Nothing gets the privacy crowd frothing quite like a company saying “not a security issue” after a phone quietly spills your real internet address. That’s the mess here: a researcher showed that even when Android users flipped on the strongest VPN protections — basically the setting that says don’t let anything out unless it goes through the private tunnel — the phone could still send data outside it. GrapheneOS stepped in and killed the feature causing the leak on supported Pixel phones. Google, meanwhile, reportedly stamped it “Won’t Fix” and moved on. And yes, the comments went full scorched earth.

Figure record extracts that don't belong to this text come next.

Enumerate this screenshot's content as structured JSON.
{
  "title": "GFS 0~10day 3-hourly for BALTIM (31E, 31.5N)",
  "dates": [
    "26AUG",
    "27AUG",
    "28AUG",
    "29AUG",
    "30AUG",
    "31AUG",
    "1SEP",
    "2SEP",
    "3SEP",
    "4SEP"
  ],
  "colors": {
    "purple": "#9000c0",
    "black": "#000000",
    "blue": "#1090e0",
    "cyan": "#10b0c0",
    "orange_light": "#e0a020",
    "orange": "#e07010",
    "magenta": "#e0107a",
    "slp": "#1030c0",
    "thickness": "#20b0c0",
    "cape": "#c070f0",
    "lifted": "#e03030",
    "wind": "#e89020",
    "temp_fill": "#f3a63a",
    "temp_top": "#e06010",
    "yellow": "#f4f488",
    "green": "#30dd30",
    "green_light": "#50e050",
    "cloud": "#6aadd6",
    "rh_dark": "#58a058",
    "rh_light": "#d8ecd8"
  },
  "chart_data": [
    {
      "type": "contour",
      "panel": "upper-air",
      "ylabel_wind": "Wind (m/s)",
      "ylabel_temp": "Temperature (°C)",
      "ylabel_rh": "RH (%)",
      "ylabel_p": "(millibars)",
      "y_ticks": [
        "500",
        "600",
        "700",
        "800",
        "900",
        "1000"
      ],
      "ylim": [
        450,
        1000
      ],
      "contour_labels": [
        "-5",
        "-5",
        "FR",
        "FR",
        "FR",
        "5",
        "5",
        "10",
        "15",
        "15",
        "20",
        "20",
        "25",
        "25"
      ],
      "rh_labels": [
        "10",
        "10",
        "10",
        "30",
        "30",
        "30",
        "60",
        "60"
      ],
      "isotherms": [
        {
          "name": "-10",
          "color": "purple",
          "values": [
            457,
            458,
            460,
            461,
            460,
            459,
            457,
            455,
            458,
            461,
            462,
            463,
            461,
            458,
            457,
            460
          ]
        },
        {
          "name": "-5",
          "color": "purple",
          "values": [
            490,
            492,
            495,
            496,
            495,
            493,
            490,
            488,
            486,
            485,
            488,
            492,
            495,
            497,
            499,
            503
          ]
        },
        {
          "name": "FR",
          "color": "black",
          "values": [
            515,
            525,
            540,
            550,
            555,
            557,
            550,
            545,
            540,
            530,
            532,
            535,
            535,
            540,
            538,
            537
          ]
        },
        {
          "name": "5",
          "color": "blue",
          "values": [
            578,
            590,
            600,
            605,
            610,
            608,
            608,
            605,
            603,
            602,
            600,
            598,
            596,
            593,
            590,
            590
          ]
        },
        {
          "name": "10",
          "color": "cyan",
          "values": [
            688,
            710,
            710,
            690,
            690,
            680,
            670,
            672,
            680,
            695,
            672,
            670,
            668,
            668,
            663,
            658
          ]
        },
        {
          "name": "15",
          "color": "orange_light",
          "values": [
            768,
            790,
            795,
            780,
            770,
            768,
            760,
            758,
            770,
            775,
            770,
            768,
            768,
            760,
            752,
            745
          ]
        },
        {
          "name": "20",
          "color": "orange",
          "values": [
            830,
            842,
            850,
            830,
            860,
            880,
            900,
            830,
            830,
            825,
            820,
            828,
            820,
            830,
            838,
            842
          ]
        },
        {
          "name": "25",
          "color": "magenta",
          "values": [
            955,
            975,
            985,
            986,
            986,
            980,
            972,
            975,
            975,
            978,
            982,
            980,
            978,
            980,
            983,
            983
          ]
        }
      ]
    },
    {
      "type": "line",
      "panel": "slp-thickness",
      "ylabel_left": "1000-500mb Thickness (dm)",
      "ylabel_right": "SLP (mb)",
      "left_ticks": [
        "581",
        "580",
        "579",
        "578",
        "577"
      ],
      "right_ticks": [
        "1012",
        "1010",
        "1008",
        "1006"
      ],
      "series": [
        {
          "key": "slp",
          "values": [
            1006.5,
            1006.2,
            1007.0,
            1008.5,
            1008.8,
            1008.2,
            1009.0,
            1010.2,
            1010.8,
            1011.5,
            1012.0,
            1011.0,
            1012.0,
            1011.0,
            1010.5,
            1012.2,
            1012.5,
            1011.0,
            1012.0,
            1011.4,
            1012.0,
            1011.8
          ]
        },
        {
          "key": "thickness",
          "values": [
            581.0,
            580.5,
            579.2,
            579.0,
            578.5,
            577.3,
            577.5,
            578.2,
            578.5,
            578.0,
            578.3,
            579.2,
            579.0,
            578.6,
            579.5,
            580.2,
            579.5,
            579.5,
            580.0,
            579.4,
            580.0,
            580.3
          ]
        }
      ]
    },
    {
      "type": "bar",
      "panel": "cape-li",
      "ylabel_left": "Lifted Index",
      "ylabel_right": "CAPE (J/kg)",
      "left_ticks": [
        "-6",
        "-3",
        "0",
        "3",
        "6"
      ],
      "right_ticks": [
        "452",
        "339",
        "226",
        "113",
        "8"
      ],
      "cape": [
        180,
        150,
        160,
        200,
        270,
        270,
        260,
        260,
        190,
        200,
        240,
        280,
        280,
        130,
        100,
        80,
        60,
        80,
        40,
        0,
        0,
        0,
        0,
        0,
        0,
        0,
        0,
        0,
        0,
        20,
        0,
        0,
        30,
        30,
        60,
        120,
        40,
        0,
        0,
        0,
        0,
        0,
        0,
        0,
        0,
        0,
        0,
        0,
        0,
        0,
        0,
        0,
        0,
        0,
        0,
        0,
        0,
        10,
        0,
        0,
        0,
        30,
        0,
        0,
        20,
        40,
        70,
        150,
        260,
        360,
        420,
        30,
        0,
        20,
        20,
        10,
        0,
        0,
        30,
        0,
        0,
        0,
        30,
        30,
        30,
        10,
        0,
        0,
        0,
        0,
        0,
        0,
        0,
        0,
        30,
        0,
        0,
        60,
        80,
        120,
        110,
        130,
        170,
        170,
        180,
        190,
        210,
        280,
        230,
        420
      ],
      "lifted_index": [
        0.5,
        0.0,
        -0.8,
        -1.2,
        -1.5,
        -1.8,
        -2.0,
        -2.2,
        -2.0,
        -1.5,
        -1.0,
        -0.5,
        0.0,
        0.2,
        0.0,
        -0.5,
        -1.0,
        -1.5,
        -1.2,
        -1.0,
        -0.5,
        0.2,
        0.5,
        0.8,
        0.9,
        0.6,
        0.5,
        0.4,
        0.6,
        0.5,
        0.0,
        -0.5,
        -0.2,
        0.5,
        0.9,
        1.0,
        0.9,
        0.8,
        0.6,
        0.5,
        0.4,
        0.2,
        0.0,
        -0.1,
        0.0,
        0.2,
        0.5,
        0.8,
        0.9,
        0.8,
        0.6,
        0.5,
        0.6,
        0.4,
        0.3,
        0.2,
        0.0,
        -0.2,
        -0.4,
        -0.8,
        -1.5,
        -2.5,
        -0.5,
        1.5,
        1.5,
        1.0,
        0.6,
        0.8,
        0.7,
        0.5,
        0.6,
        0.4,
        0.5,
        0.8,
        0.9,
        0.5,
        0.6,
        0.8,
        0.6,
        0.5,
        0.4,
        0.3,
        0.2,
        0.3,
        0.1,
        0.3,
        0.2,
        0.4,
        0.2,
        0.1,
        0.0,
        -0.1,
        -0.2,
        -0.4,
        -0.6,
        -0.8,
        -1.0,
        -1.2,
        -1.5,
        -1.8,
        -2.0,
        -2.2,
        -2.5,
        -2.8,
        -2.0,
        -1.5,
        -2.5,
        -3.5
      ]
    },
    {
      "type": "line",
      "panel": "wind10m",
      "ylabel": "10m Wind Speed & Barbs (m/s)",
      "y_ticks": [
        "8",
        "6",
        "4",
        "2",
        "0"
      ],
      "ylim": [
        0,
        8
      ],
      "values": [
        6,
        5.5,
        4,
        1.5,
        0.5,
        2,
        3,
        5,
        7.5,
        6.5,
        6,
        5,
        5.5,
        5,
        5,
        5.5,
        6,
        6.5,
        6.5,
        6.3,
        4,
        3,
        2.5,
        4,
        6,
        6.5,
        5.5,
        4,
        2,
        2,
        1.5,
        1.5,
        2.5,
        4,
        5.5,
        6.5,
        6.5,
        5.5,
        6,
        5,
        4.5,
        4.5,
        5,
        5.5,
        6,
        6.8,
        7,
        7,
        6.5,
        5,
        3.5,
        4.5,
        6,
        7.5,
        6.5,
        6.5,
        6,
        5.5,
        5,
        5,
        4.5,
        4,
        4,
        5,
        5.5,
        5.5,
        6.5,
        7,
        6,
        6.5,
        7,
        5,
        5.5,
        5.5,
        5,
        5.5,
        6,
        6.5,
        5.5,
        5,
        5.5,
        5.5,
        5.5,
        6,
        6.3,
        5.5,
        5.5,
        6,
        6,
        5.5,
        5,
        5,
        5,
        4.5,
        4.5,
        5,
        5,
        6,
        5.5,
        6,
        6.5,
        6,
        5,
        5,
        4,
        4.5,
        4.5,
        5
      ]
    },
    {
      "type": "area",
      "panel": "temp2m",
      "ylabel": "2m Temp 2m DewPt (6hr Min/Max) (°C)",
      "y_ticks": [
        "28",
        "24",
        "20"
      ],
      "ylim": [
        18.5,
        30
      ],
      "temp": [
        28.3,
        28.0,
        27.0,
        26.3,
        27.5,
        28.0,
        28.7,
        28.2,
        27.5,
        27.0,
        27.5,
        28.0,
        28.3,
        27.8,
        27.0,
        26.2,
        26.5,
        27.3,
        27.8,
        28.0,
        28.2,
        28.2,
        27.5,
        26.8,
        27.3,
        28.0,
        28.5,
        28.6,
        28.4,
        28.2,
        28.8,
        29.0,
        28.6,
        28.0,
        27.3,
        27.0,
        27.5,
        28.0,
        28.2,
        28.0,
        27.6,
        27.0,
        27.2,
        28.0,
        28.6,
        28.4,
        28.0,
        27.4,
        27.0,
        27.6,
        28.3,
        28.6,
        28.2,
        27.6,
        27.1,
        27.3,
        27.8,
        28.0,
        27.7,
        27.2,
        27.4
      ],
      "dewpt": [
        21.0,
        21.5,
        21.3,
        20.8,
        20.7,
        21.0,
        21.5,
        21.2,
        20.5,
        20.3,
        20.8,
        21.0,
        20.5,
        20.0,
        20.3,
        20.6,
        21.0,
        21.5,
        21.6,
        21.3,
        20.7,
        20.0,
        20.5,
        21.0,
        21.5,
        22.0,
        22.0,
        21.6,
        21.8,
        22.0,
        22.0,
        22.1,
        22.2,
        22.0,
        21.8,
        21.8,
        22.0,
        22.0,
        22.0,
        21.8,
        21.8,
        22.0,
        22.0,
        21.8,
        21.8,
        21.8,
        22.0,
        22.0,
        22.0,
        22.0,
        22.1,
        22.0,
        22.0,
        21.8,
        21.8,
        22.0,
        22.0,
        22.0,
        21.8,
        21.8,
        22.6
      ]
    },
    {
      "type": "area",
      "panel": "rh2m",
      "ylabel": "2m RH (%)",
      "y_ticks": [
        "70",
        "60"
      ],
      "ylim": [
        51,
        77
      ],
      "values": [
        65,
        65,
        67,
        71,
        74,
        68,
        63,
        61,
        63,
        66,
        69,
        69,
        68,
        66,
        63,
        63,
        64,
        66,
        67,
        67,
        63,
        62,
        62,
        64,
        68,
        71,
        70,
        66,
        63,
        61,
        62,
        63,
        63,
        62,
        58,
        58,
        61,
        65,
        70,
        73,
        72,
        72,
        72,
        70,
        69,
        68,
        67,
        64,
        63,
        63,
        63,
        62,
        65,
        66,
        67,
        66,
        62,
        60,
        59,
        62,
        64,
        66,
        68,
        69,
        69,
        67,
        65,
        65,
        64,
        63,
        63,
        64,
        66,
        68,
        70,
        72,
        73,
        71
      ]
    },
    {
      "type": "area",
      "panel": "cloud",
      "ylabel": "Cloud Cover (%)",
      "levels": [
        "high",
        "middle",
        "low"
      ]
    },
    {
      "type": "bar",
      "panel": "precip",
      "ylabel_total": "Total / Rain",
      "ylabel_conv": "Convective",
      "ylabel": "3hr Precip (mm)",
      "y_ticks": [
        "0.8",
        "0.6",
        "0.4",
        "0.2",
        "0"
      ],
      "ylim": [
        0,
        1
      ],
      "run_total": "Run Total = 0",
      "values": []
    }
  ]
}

The angriest reactions were aimed at the sheer audacity of calling a VPN leak unimportant. One commenter basically asked how anyone could say that with a straight face. Another called the whole thing a “backdoor,” while others treated it as proof that stock Android can’t be trusted if privacy is the goal. The most damning criticism wasn’t even the bug itself — it was the idea that Android’s own lockdown promise got broken by the system, not some shady app. That detail had commenters seeing red.

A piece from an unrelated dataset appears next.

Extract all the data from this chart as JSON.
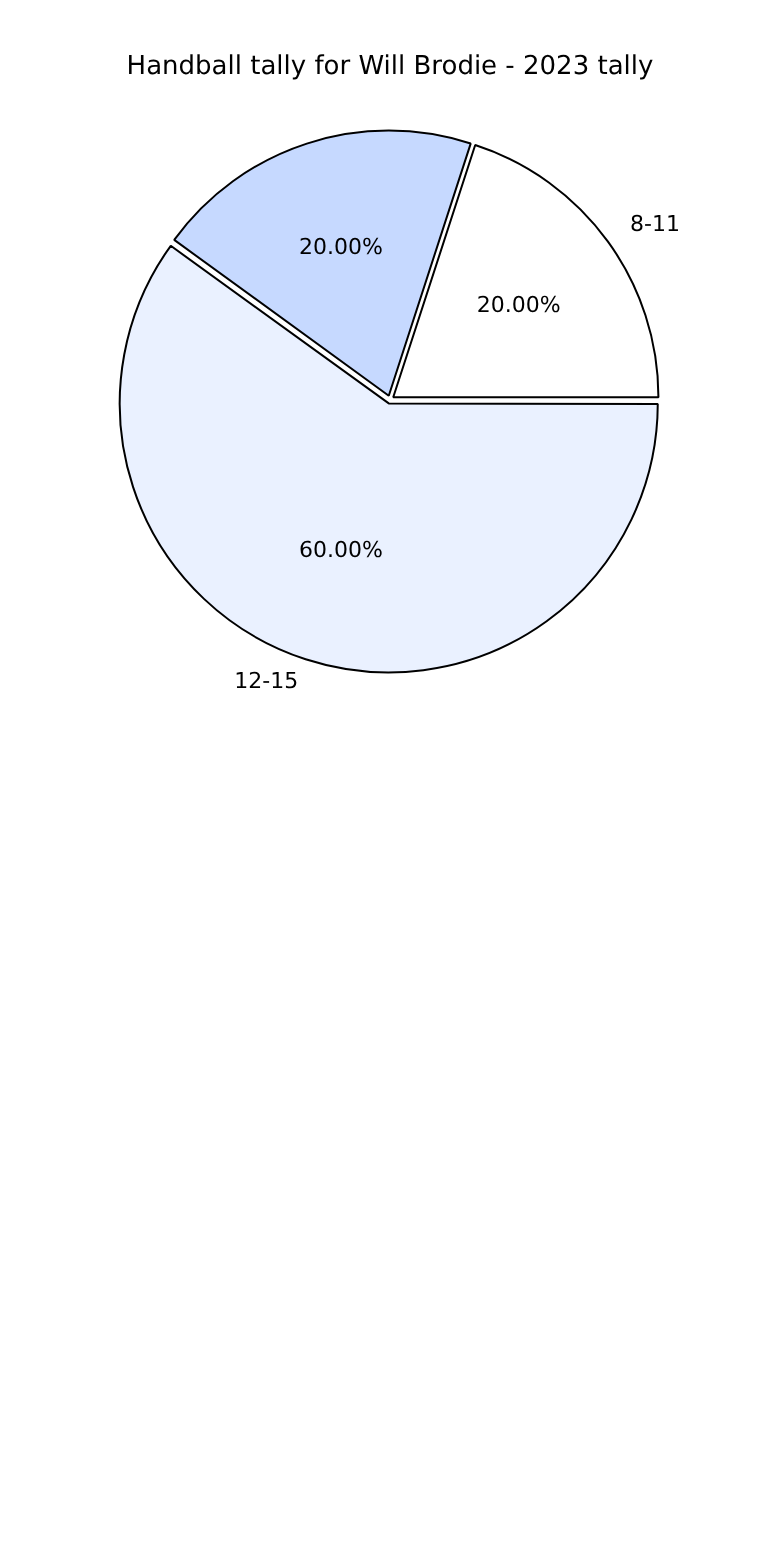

Then came the existential dread: “So a VPN isn’t a VPN on Android?” one person asked, which is about as subtle as throwing a chair at the group chat. The jokes were dark, the hot takes were hotter, and the overall vibe was clear: GrapheneOS looks like the hero of the privacy fandom today, while Google is getting dragged like it just replied “working as intended.”
Key Points
- •GrapheneOS says it fixed an Android 16 VPN leak by disabling the registerQuicConnectionClosePayload optimization in release 2026050400.
- •The flaw allowed ordinary Android apps with standard permissions to register arbitrary UDP payloads that system_server later sent outside the VPN tunnel.
- •The article says the leak could occur even when Android’s Always-On VPN and Block connections without VPN protections were enabled.
- •The researcher demonstrated the issue on a Pixel 8 running Android 16 with Proton VPN, where the device’s real public IP address was reportedly exposed.
- •Google classified the report as Won’t Fix and NSBC, while GrapheneOS also bundled other security updates in the same release.